Navin Ramgoolam explique qu'il n'en est pas surpris car «je suis ni plus ni moins l'homme à abattre car je suis celui qui se dresse en rempart contre la dictature des Jugnauth». Avant de déplorer la confiance qui a été «ébranlée» dans nos institutions avec notamment la publication de documents bancaires, «démontrant une ingérence accrue à tous les niveaux par les accapareurs de pouvoir».

Répondant à ses sympathisants sur Facebook, Navin Ramgoolam ajoute qu'«en 2015, à l'époque des arrestations arbitraires du Central C.I.D, je n'ai pas cessé de dire haut et fort que la dictature s'était bel et bien installée à Maurice».

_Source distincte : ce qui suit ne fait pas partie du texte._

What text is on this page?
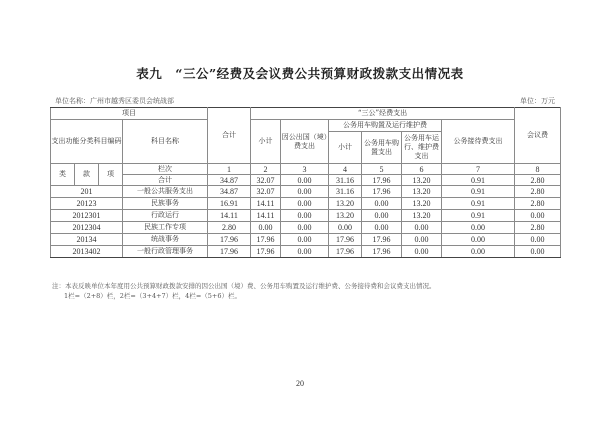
表九　“三公”经费及会议费公共预算财政拨款支出情况表
单位名称：广州市越秀区委员会统战部	单位：万元
项目				合计	“三公”经费支出						会议费
支出功能分类科目编码			科目名称		小计	因公出国（境）费支出	公务用车购置及运行维护费			公务接待费支出	
							小计	公务用车购置支出	公务用车运行、维护费支出		
类	款	项	栏次	1	2	3	4	5	6	7	8
			合计	34.87	32.07	0.00	31.16	17.96	13.20	0.91	2.80
201			一般公共服务支出	34.87	32.07	0.00	31.16	17.96	13.20	0.91	2.80
20123			民族事务	16.91	14.11	0.00	13.20	0.00	13.20	0.91	2.80
2012301			行政运行	14.11	14.11	0.00	13.20	0.00	13.20	0.91	0.00
2012304			民族工作专项	2.80	0.00	0.00	0.00	0.00	0.00	0.00	2.80
20134			统战事务	17.96	17.96	0.00	17.96	17.96	0.00	0.00	0.00
2013402			一般行政管理事务	17.96	17.96	0.00	17.96	17.96	0.00	0.00	0.00
注：本表反映单位本年度用公共预算财政拨款安排的因公出国（境）费、公务用车购置及运行维护费、公务接待费和会议费支出情况。
1栏=（2+8）栏，2栏=（3+4+7）栏，4栏=（5+6）栏。
20
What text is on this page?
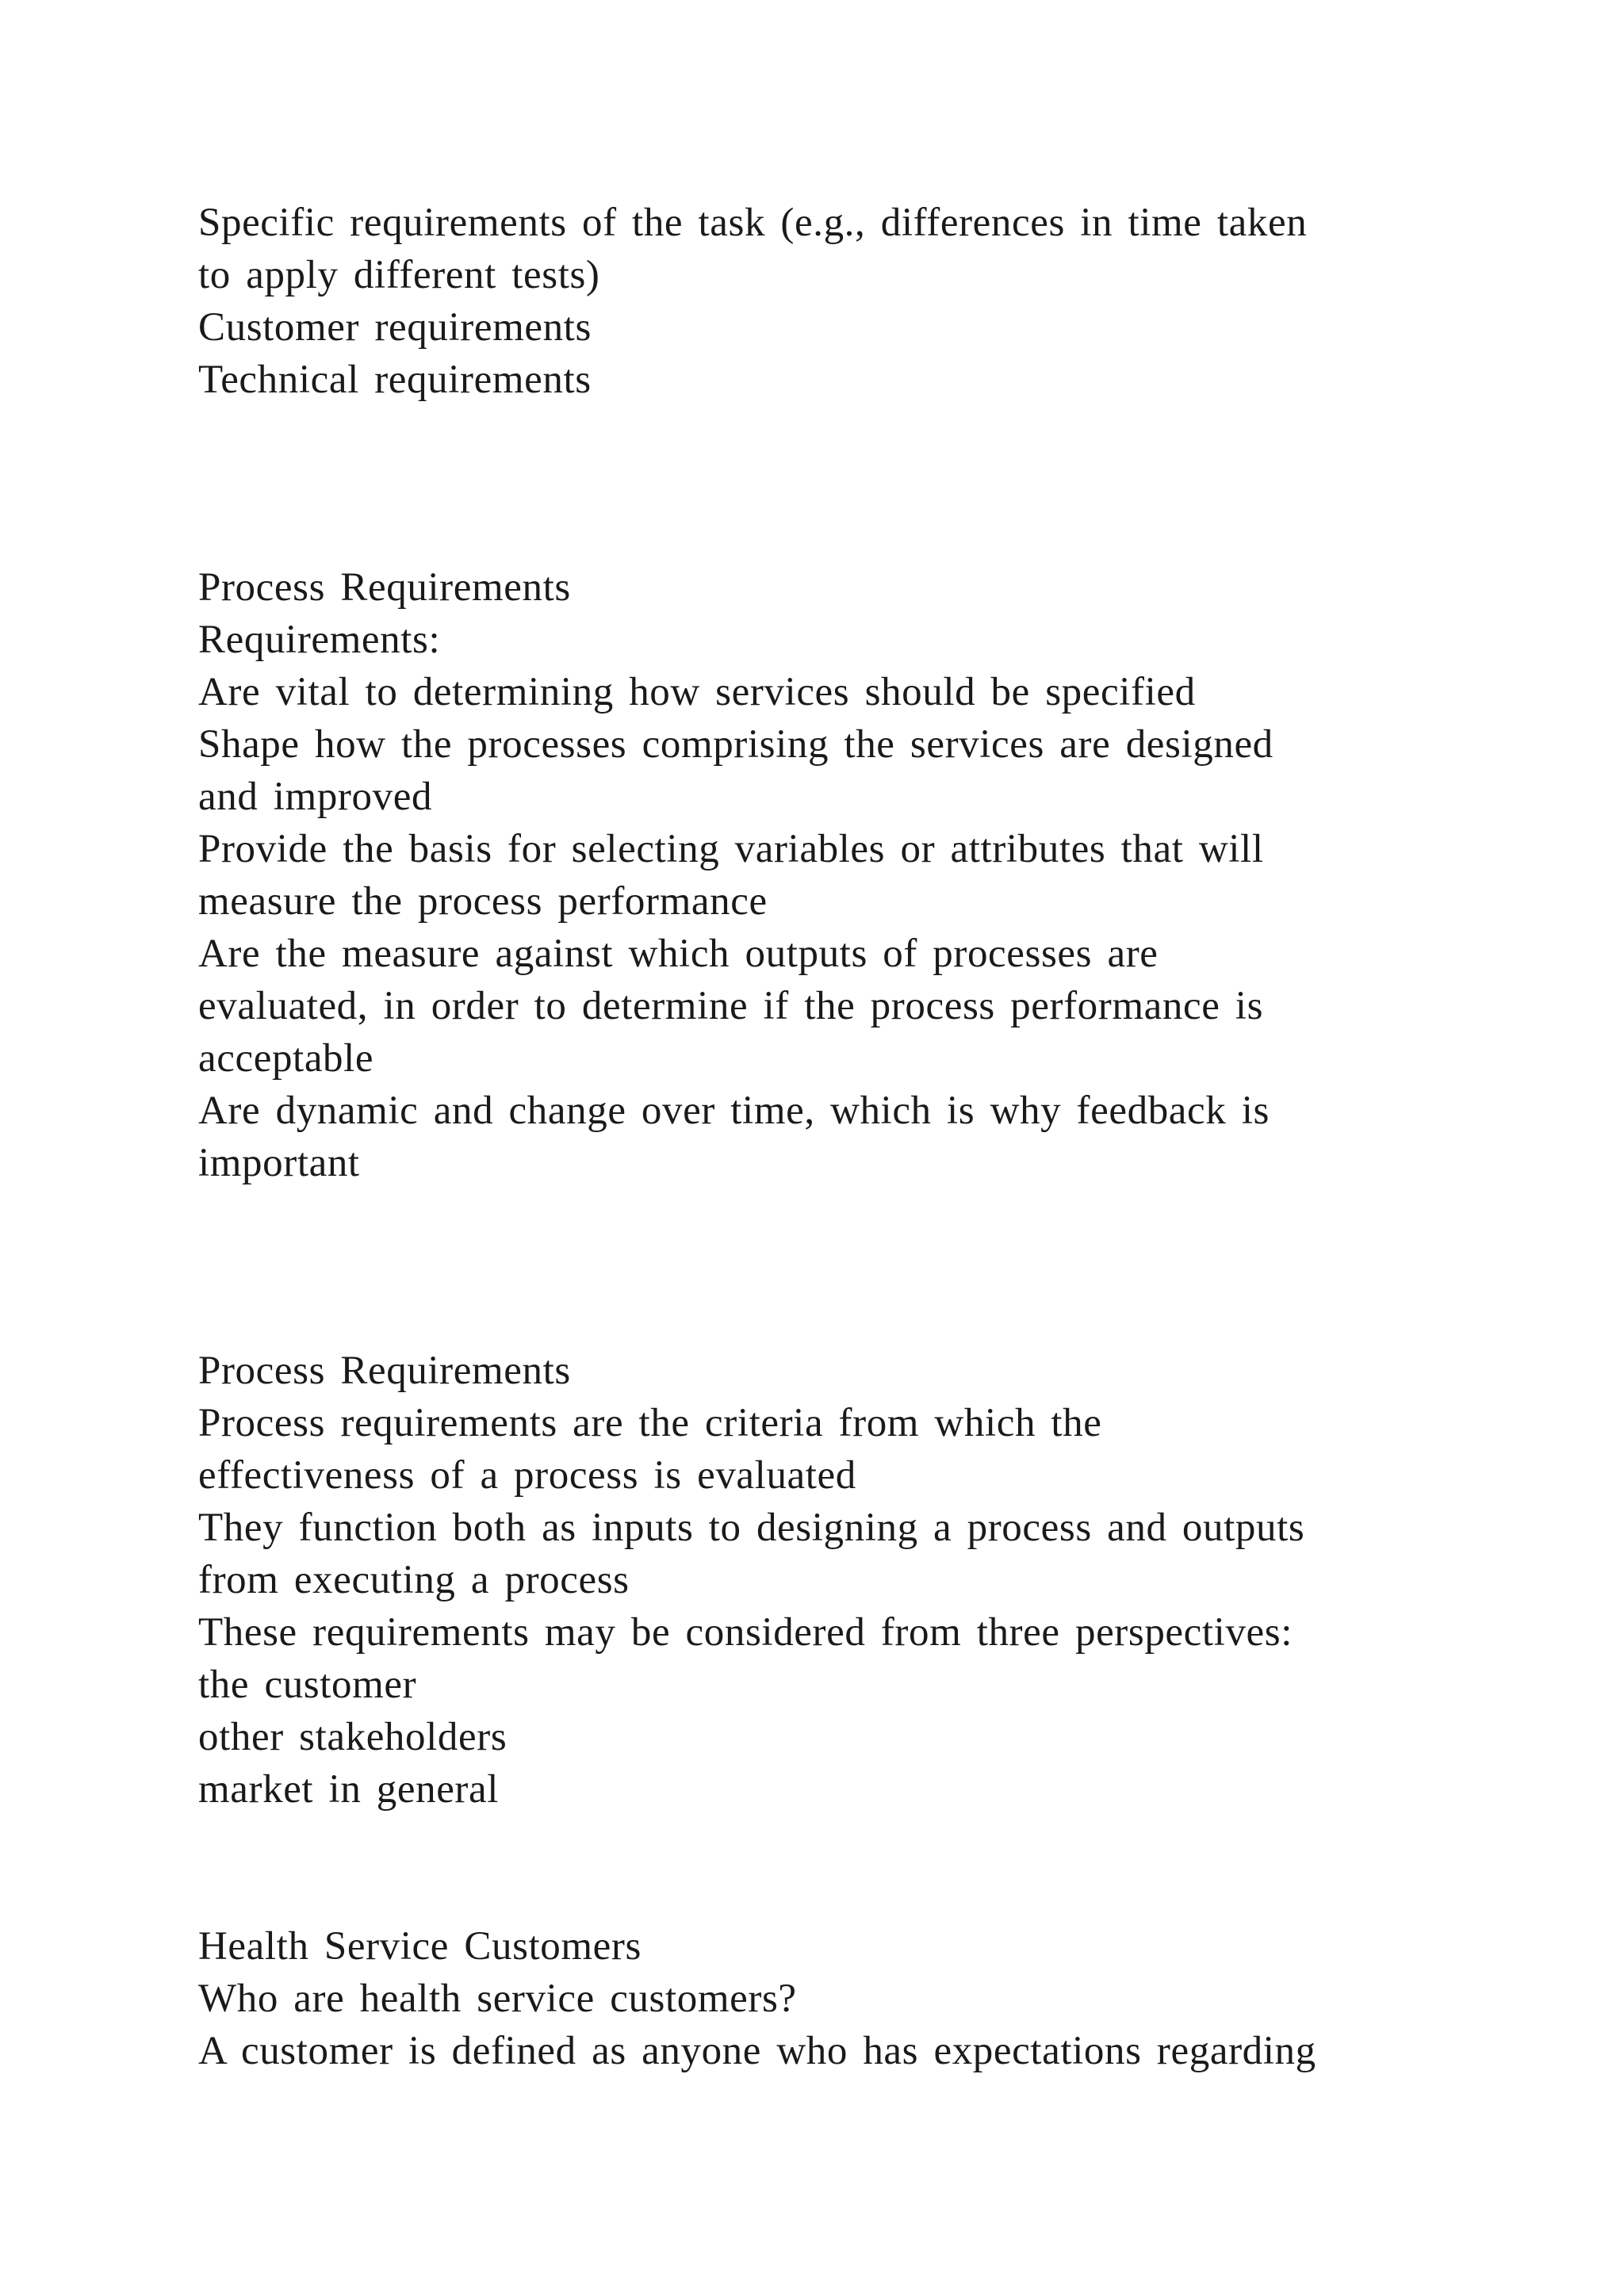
Specific requirements of the task (e.g., differences in time taken

to apply different tests)

Customer requirements

Technical requirements

Process Requirements

Requirements:

Are vital to determining how services should be specified

Shape how the processes comprising the services are designed

and improved

Provide the basis for selecting variables or attributes that will

measure the process performance

Are the measure against which outputs of processes are

evaluated, in order to determine if the process performance is

acceptable

Are dynamic and change over time, which is why feedback is

important

Process Requirements

Process requirements are the criteria from which the

effectiveness of a process is evaluated

They function both as inputs to designing a process and outputs

from executing a process

These requirements may be considered from three perspectives:

the customer

other stakeholders

market in general

Health Service Customers

Who are health service customers?

A customer is defined as anyone who has expectations regarding
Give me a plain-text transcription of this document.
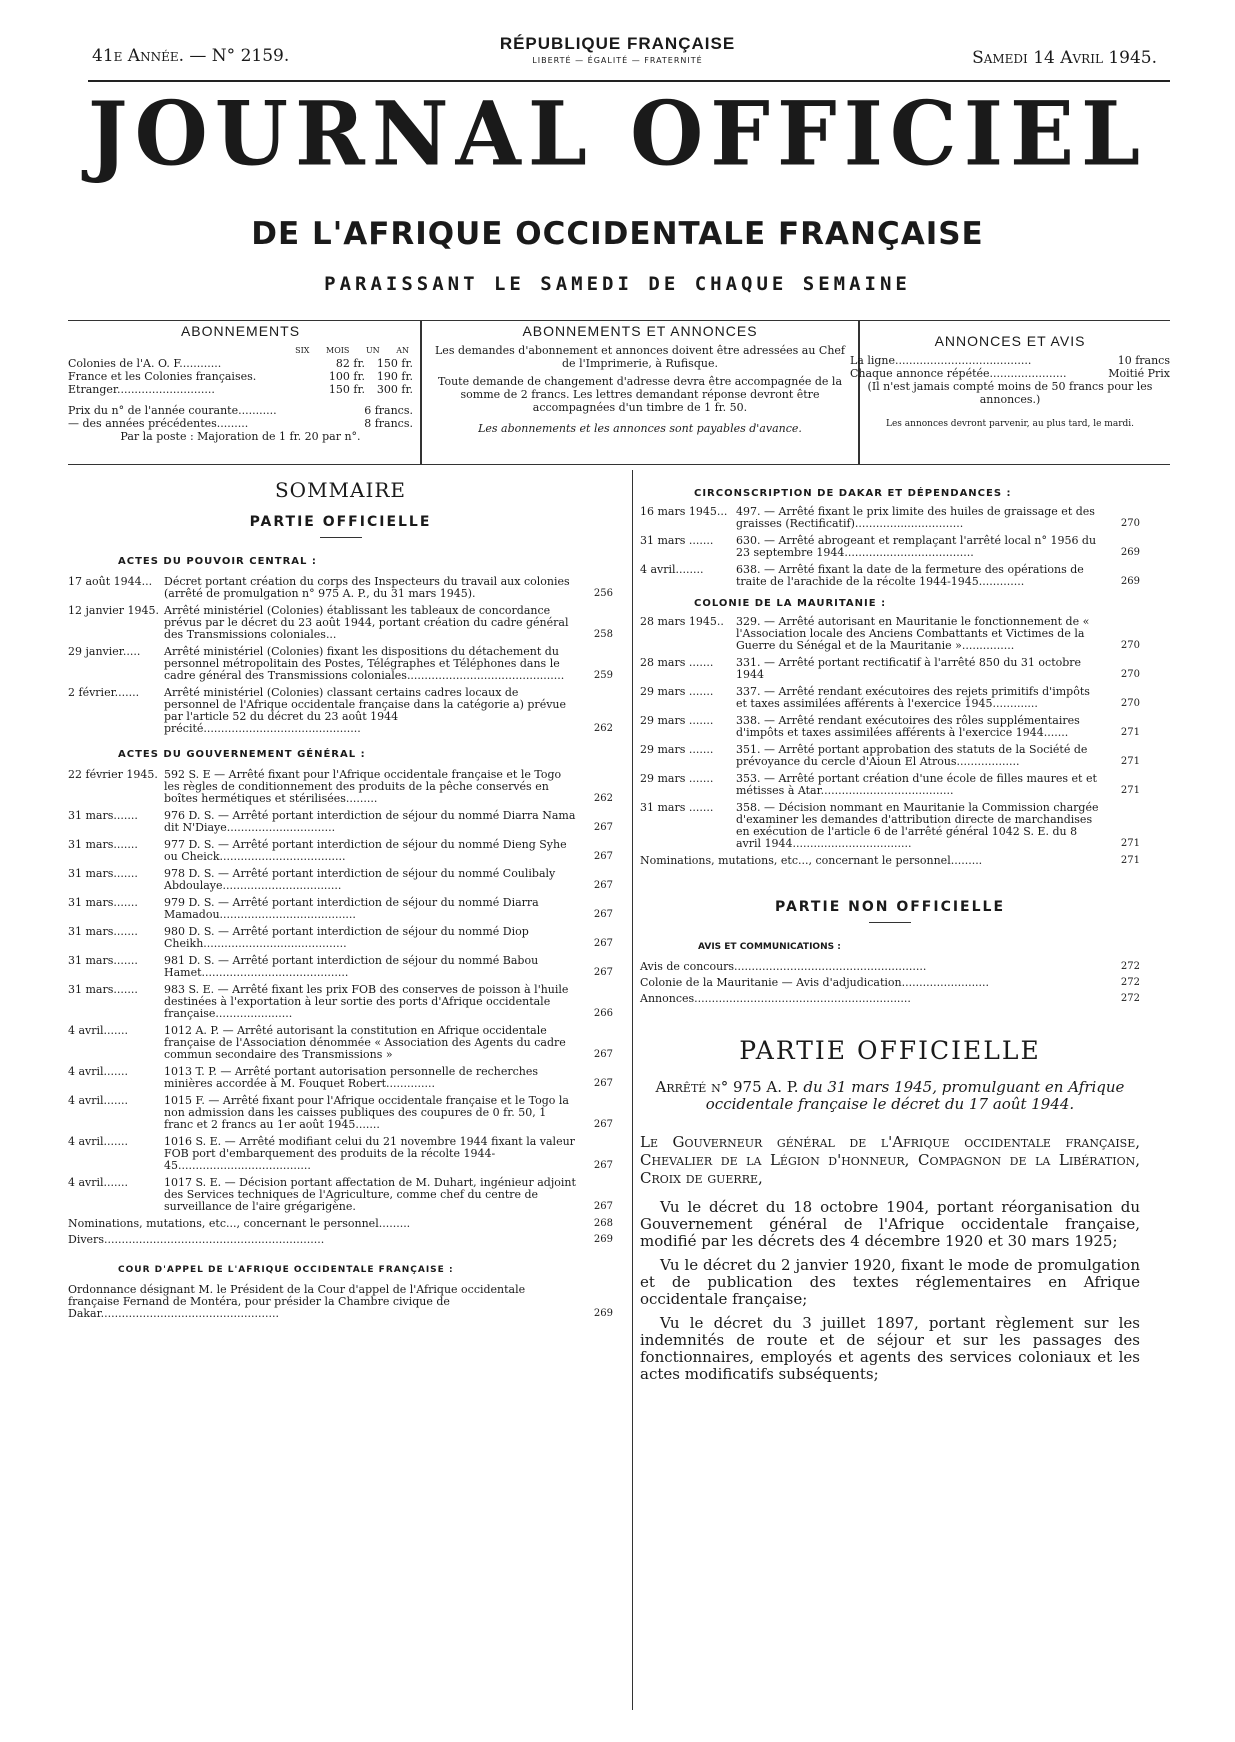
41e Année. — N° 2159.
RÉPUBLIQUE FRANÇAISE
LIBERTÉ — ÉGALITÉ — FRATERNITÉ	Samedi 14 Avril 1945.
JOURNAL OFFICIEL
DE L'AFRIQUE OCCIDENTALE FRANÇAISE
PARAISSANT LE SAMEDI DE CHAQUE SEMAINE
ABONNEMENTS
SIX MOIS UN AN
Colonies de l'A. O. F............	82 fr.	150 fr.
France et les Colonies françaises.	100 fr.	190 fr.
Etranger............................	150 fr.	300 fr.
Prix du n° de l'année courante...........	6 francs.
— des années précédentes.........	8 francs.
Par la poste : Majoration de 1 fr. 20 par n°.
ABONNEMENTS ET ANNONCES
Les demandes d'abonnement et annonces doivent être adressées au Chef de l'Imprimerie, à Rufisque.
Toute demande de changement d'adresse devra être accompagnée de la somme de 2 francs. Les lettres demandant réponse devront être accompagnées d'un timbre de 1 fr. 50.
Les abonnements et les annonces sont payables d'avance.
ANNONCES ET AVIS
La ligne.......................................	10 francs
Chaque annonce répétée......................	Moitié Prix
(Il n'est jamais compté moins de 50 francs pour les annonces.)
Les annonces devront parvenir, au plus tard, le mardi.
SOMMAIRE
PARTIE OFFICIELLE
ACTES DU POUVOIR CENTRAL :
17 août 1944...	Décret portant création du corps des Inspecteurs du travail aux colonies (arrêté de promulgation n° 975 A. P., du 31 mars 1945).	256
12 janvier 1945. Arrêté ministériel (Colonies) établissant les tableaux de concordance prévus par le décret du 23 août 1944, portant création du cadre général des Transmissions coloniales...	258
29 janvier.....	Arrêté ministériel (Colonies) fixant les dispositions du détachement du personnel métropolitain des Postes, Télégraphes et Téléphones dans le cadre général des Transmissions coloniales.............................................	259
2 février.......	Arrêté ministériel (Colonies) classant certains cadres locaux de personnel de l'Afrique occidentale française dans la catégorie a) prévue par l'article 52 du décret du 23 août 1944 précité.............................................	262
ACTES DU GOUVERNEMENT GÉNÉRAL :
22 février 1945. 592 S. E — Arrêté fixant pour l'Afrique occidentale française et le Togo les règles de conditionnement des produits de la pêche conservés en boîtes hermétiques et stérilisées.........	262
31 mars.......	976 D. S. — Arrêté portant interdiction de séjour du nommé Diarra Nama dit N'Diaye...............................	267
31 mars.......	977 D. S. — Arrêté portant interdiction de séjour du nommé Dieng Syhe ou Cheick....................................	267
31 mars.......	978 D. S. — Arrêté portant interdiction de séjour du nommé Coulibaly Abdoulaye..................................	267
31 mars.......	979 D. S. — Arrêté portant interdiction de séjour du nommé Diarra Mamadou.......................................	267
31 mars.......	980 D. S. — Arrêté portant interdiction de séjour du nommé Diop Cheikh.........................................	267
31 mars.......	981 D. S. — Arrêté portant interdiction de séjour du nommé Babou Hamet..........................................	267
31 mars.......	983 S. E. — Arrêté fixant les prix FOB des conserves de poisson à l'huile destinées à l'exportation à leur sortie des ports d'Afrique occidentale française......................	266
4 avril.......	1012 A. P. — Arrêté autorisant la constitution en Afrique occidentale française de l'Association dénommée « Association des Agents du cadre commun secondaire des Transmissions »	267
4 avril.......	1013 T. P. — Arrêté portant autorisation personnelle de recherches minières accordée à M. Fouquet Robert..............	267
4 avril.......	1015 F. — Arrêté fixant pour l'Afrique occidentale française et le Togo la non admission dans les caisses publiques des coupures de 0 fr. 50, 1 franc et 2 francs au 1er août 1945.......	267
4 avril.......	1016 S. E. — Arrêté modifiant celui du 21 novembre 1944 fixant la valeur FOB port d'embarquement des produits de la récolte 1944-45......................................	267
4 avril.......	1017 S. E. — Décision portant affectation de M. Duhart, ingénieur adjoint des Services techniques de l'Agriculture, comme chef du centre de surveillance de l'aire grégarigène.	267
Nominations, mutations, etc..., concernant le personnel.........	268
Divers...............................................................	269
COUR D'APPEL DE L'AFRIQUE OCCIDENTALE FRANÇAISE :
Ordonnance désignant M. le Président de la Cour d'appel de l'Afrique occidentale française Fernand de Montéra, pour présider la Chambre civique de Dakar...................................................	269
CIRCONSCRIPTION DE DAKAR ET DÉPENDANCES :
16 mars 1945... 497. — Arrêté fixant le prix limite des huiles de graissage et des graisses (Rectificatif)...............................	270
31 mars .......	630. — Arrêté abrogeant et remplaçant l'arrêté local n° 1956 du 23 septembre 1944.....................................	269
4 avril........	638. — Arrêté fixant la date de la fermeture des opérations de traite de l'arachide de la récolte 1944-1945.............	269
COLONIE DE LA MAURITANIE :
28 mars 1945..	329. — Arrêté autorisant en Mauritanie le fonctionnement de « l'Association locale des Anciens Combattants et Victimes de la Guerre du Sénégal et de la Mauritanie »...............	270
28 mars .......	331. — Arrêté portant rectificatif à l'arrêté 850 du 31 octobre 1944	270
29 mars .......	337. — Arrêté rendant exécutoires des rejets primitifs d'impôts et taxes assimilées afférents à l'exercice 1945.............	270
29 mars .......	338. — Arrêté rendant exécutoires des rôles supplémentaires d'impôts et taxes assimilées afférents à l'exercice 1944.......	271
29 mars .......	351. — Arrêté portant approbation des statuts de la Société de prévoyance du cercle d'Aioun El Atrous..................	271
29 mars .......	353. — Arrêté portant création d'une école de filles maures et et métisses à Atar......................................	271
31 mars .......	358. — Décision nommant en Mauritanie la Commission chargée d'examiner les demandes d'attribution directe de marchandises en exécution de l'article 6 de l'arrêté général 1042 S. E. du 8 avril 1944..................................	271
Nominations, mutations, etc..., concernant le personnel.........	271
PARTIE NON OFFICIELLE
AVIS ET COMMUNICATIONS :
Avis de concours.......................................................	272
Colonie de la Mauritanie — Avis d'adjudication.........................	272
Annonces..............................................................	272
PARTIE OFFICIELLE
Arrêté n° 975 A. P. du 31 mars 1945, promulguant en Afrique occidentale française le décret du 17 août 1944.
Le Gouverneur général de l'Afrique occidentale française, Chevalier de la Légion d'honneur, Compagnon de la Libération, Croix de guerre,
Vu le décret du 18 octobre 1904, portant réorganisation du Gouvernement général de l'Afrique occidentale française, modifié par les décrets des 4 décembre 1920 et 30 mars 1925;
Vu le décret du 2 janvier 1920, fixant le mode de promulgation et de publication des textes réglementaires en Afrique occidentale française;
Vu le décret du 3 juillet 1897, portant règlement sur les indemnités de route et de séjour et sur les passages des fonctionnaires, employés et agents des services coloniaux et les actes modificatifs subséquents;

Il déplore qu'à la veille des élections, «mes adversaires sombrent dans l'illégalité et la malhonnêteté». «Mon épouse Veena et moi sommes restés dignes devant le déferlement des attaques injurieuses et mensongères. Nous ne dérogerons pas à nos principes. Nous garderons la tête haute et notre décence contre vents et marées.»

Revenant sur la «dictature des Jugnauth», il déplore que les institutions s'en trouvent décrédibilisées. «Les Mauriciens n'auront plus confiance dans la confidentialité des données confiées aux institutions publiques. Les fonctionnaires ayant déposé leurs déclarations des avoirs à l'I.C.A.C auront désormais légitimement le droit de penser qu'il y a des risques que leurs informations soient fuitées. L'irresponsabilité et la médiocrité des choix de certains portent une vile atteinte aux intérêts supérieurs du pays.»

Pour Navin Ramgoolam, cette stratégie vise à lui «nuire personnellement et détourner l'attention des vrais enjeux nationaux». Mais, lui affirme-t-il, «demeure concerné uniquement par l'avenir des Mauriciens Le pays a besoin de respirer et d'un nouveau souffle. Les Mauriciens veulent se sentir libres».